A handful of US Rangers lend a hand, but regaining the initiative proves impossible until Ali Salmen Hussein, a local who speaks English, is manhandled on to the ramp to appeal for calm.
"This is very dangerous for me," he says. "There are people who might take my co-operation with what they regard as an invading foreign army very badly."
He says that he is a college graduate in business management with a sister, Duna Magahan working as a doctor at Alexander Hospital in Birmingham and a brother Majid, also a doctor, working in London.
"I am helping because the people need food and water. Tell that to the world. And while I am grateful to the British for liberating us from Saddam's rule, I hope you go home when the war is over.
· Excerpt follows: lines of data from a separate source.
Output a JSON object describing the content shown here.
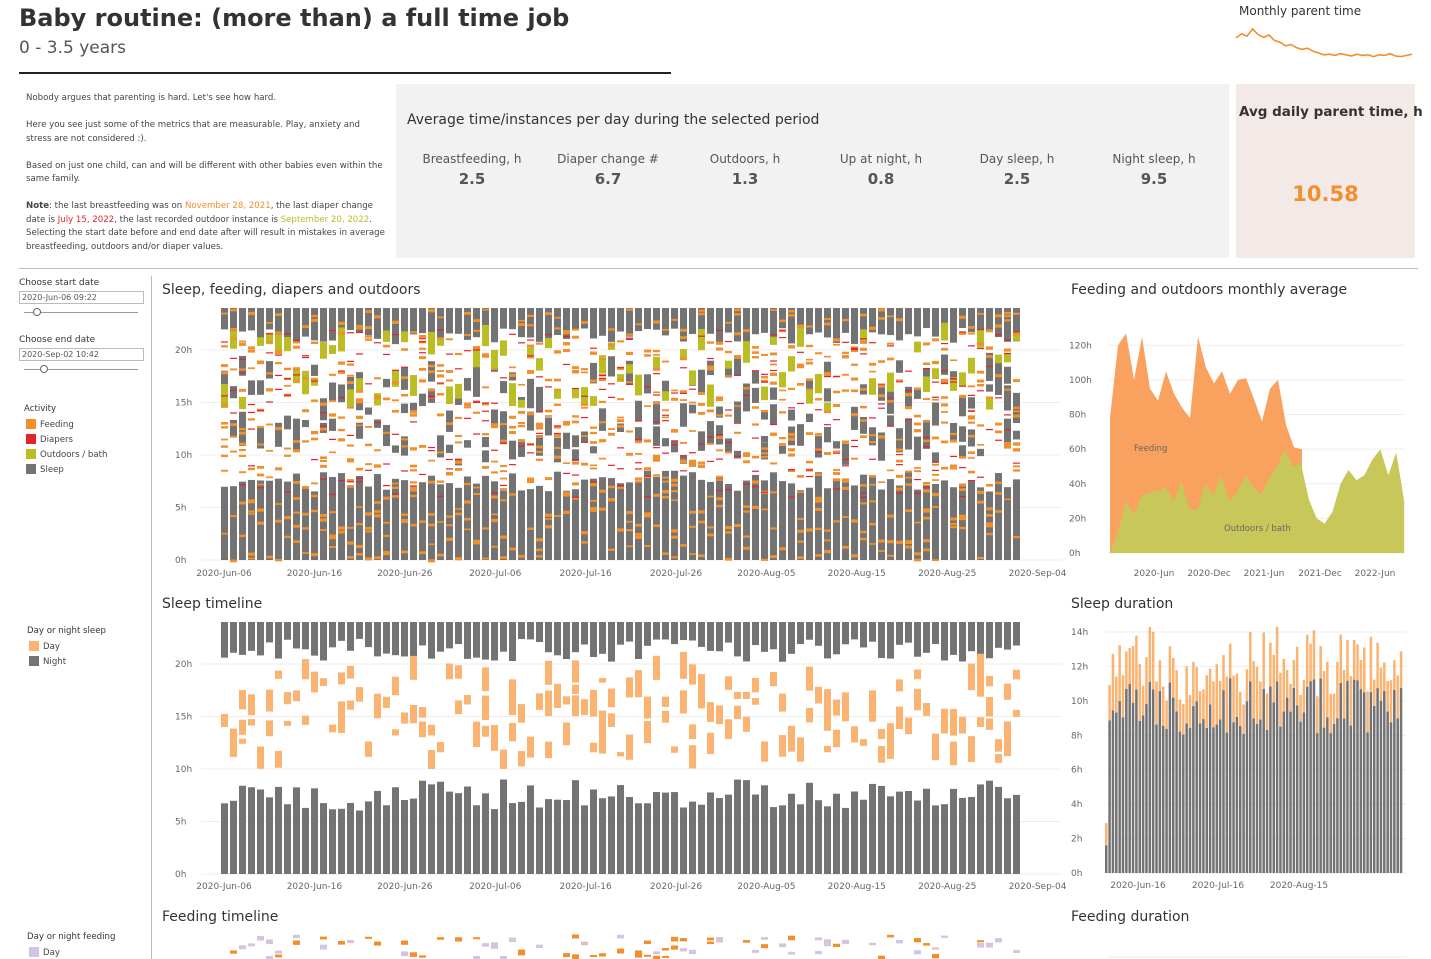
{
  "header": {
    "title": "Baby routine: (more than) a full time job",
    "subtitle": "0 - 3.5 years"
  },
  "intro": {
    "p1": "Nobody argues that parenting is hard. Let's see how hard.",
    "p2": "Here you see just some of the metrics that are measurable. Play, anxiety and stress are not considered :).",
    "p3": "Based on just one child, can and will be different with other babies even within the same family.",
    "note_label": "Note",
    "note_a": ": the last breastfeeding was on ",
    "note_date1": "November 28, 2021",
    "note_b": ",  the last diaper change date is ",
    "note_date2": "July 15, 2022",
    "note_c": ", the last recorded outdoor instance is ",
    "note_date3": "September 20, 2022",
    "note_d": ". Selecting the start date before and end date after will result in mistakes in average breastfeeding, outdoors and/or diaper values."
  },
  "kpi": {
    "heading": "Average time/instances per day during the selected period",
    "items": [
      {
        "label": "Breastfeeding, h",
        "value": "2.5"
      },
      {
        "label": "Diaper change #",
        "value": "6.7"
      },
      {
        "label": "Outdoors, h",
        "value": "1.3"
      },
      {
        "label": "Up at night, h",
        "value": "0.8"
      },
      {
        "label": "Day sleep, h",
        "value": "2.5"
      },
      {
        "label": "Night sleep, h",
        "value": "9.5"
      }
    ],
    "parent_heading": "Avg daily parent time, h",
    "parent_value": "10.58"
  },
  "sparkline": {
    "title": "Monthly parent time",
    "values": [
      12.5,
      13.2,
      12.8,
      14.0,
      13.1,
      12.6,
      13.0,
      12.1,
      11.8,
      11.2,
      11.4,
      10.9,
      10.6,
      10.8,
      10.3,
      10.0,
      9.7,
      9.8,
      9.6,
      9.9,
      9.7,
      9.5,
      9.8,
      9.6,
      9.7,
      9.4,
      9.7,
      9.6,
      9.9,
      9.5,
      9.4,
      9.6,
      9.8
    ],
    "color": "#f28e2b"
  },
  "controls": {
    "start_label": "Choose start date",
    "start_value": "2020-Jun-06 09:22",
    "end_label": "Choose end date",
    "end_value": "2020-Sep-02 10:42"
  },
  "legends": {
    "activity": {
      "title": "Activity",
      "items": [
        {
          "label": "Feeding",
          "color": "#f28e2b"
        },
        {
          "label": "Diapers",
          "color": "#e3232c"
        },
        {
          "label": "Outdoors / bath",
          "color": "#bcbd22"
        },
        {
          "label": "Sleep",
          "color": "#737373"
        }
      ]
    },
    "sleep": {
      "title": "Day or night sleep",
      "items": [
        {
          "label": "Day",
          "color": "#fbb371"
        },
        {
          "label": "Night",
          "color": "#737373"
        }
      ]
    },
    "feeding": {
      "title": "Day or night feeding",
      "items": [
        {
          "label": "Day",
          "color": "#d4c4e0"
        }
      ]
    }
  },
  "charts": {
    "routine_title": "Sleep, feeding, diapers and outdoors",
    "monthly_title": "Feeding and outdoors monthly average",
    "sleep_timeline_title": "Sleep timeline",
    "sleep_duration_title": "Sleep duration",
    "feeding_timeline_title": "Feeding timeline",
    "feeding_duration_title": "Feeding duration"
  },
  "chart_data": [
    {
      "id": "routine",
      "type": "bar",
      "title": "Sleep, feeding, diapers and outdoors",
      "x_tick_labels": [
        "2020-Jun-06",
        "2020-Jun-16",
        "2020-Jun-26",
        "2020-Jul-06",
        "2020-Jul-16",
        "2020-Jul-26",
        "2020-Aug-05",
        "2020-Aug-15",
        "2020-Aug-25",
        "2020-Sep-04"
      ],
      "y_tick_labels": [
        "0h",
        "5h",
        "10h",
        "15h",
        "20h"
      ],
      "ylim": [
        0,
        24
      ],
      "days": 89,
      "series": [
        "Feeding",
        "Diapers",
        "Outdoors / bath",
        "Sleep"
      ],
      "colors": [
        "#f28e2b",
        "#e3232c",
        "#bcbd22",
        "#737373"
      ],
      "night_sleep_end_h": 7.5,
      "evening_sleep_start_h": 21.5
    },
    {
      "id": "monthly",
      "type": "area",
      "title": "Feeding and outdoors monthly average",
      "x_tick_labels": [
        "2020-Jun",
        "2020-Dec",
        "2021-Jun",
        "2021-Dec",
        "2022-Jun"
      ],
      "y_tick_labels": [
        "0h",
        "20h",
        "40h",
        "60h",
        "80h",
        "100h",
        "120h"
      ],
      "ylim": [
        0,
        130
      ],
      "series": [
        {
          "name": "Feeding",
          "color": "#f9a15e",
          "values": [
            78,
            120,
            127,
            100,
            125,
            95,
            88,
            105,
            92,
            84,
            78,
            125,
            107,
            98,
            105,
            92,
            100,
            101,
            89,
            76,
            95,
            100,
            74,
            61,
            60
          ]
        },
        {
          "name": "Outdoors / bath",
          "color": "#c8c85a",
          "values": [
            0,
            12,
            30,
            22,
            33,
            35,
            36,
            38,
            30,
            41,
            25,
            25,
            40,
            33,
            45,
            30,
            35,
            45,
            38,
            34,
            43,
            50,
            60,
            50,
            52,
            31,
            20,
            17,
            24,
            40,
            48,
            42,
            45,
            54,
            60,
            45,
            58,
            30
          ]
        }
      ]
    },
    {
      "id": "sleep_timeline",
      "type": "bar",
      "title": "Sleep timeline",
      "x_tick_labels": [
        "2020-Jun-06",
        "2020-Jun-16",
        "2020-Jun-26",
        "2020-Jul-06",
        "2020-Jul-16",
        "2020-Jul-26",
        "2020-Aug-05",
        "2020-Aug-15",
        "2020-Aug-25",
        "2020-Sep-04"
      ],
      "y_tick_labels": [
        "0h",
        "5h",
        "10h",
        "15h",
        "20h"
      ],
      "ylim": [
        0,
        24
      ],
      "series": [
        "Day",
        "Night"
      ],
      "colors": [
        "#fbb371",
        "#737373"
      ]
    },
    {
      "id": "sleep_duration",
      "type": "bar",
      "title": "Sleep duration",
      "x_tick_labels": [
        "2020-Jun-16",
        "2020-Jul-16",
        "2020-Aug-15"
      ],
      "y_tick_labels": [
        "0h",
        "2h",
        "4h",
        "6h",
        "8h",
        "10h",
        "12h",
        "14h"
      ],
      "ylim": [
        0,
        14
      ],
      "series": [
        "Night",
        "Day"
      ],
      "colors": [
        "#737373",
        "#fbb371"
      ],
      "night_range_h": [
        8.0,
        11.5
      ],
      "day_range_h": [
        1.5,
        3.5
      ]
    }
  ]
}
"Iraqis would resist long-term occupation. It would not matter who the liberators were. We like and appreciate freedom. We do not like foreign troops on our soil."
Al-Zubayr a sprawling town of contrasting wide boulevards, narrow alleyways and crumbling mud brick houses, has been the centre of resistance against British troops.
Sergeant John Hardy, a Scots Guardsman attached to the Black Watch battle group, says: "We have treated three kids wounded in the gunfire between our patrols and local militiamen. Two had to be picked up under automatic rifle and rocket-propelled grenade fire.
"It's like Mogadishu. Every time we turn into a street it becomes the OK Corral. Luckily, the gunmen are not very good. One opened up on me from 30 yards and missed.
"I was convinced I was going to die. He emptied a full 30-round magazine in my direction. I could hear them cracking past. But I wasn't even scratched.
"The kids we picked up had wounds in their legs and arms. The militiamen are wild. They're more enthusiastic than accurate. But people still get hit by stray rounds."
Watching the first handout of aid out of an abandoned Iraqi barracks in the west of the town, Lieutenant Colonel Michael Riddell-Webster, the battle group commander said: "It's ironic. We are providing desperately needed help to people not 200 yards from where one of our men was killed in an ambush a few nights ago. Some of those receiving water may have had a hand in that ambush.
"Looking at the numbers who have turned up and the two container loads of food and water available, it would seem like we're pissing into the wind. But we've got to convince these people that we are here to help them. We are not their enemy."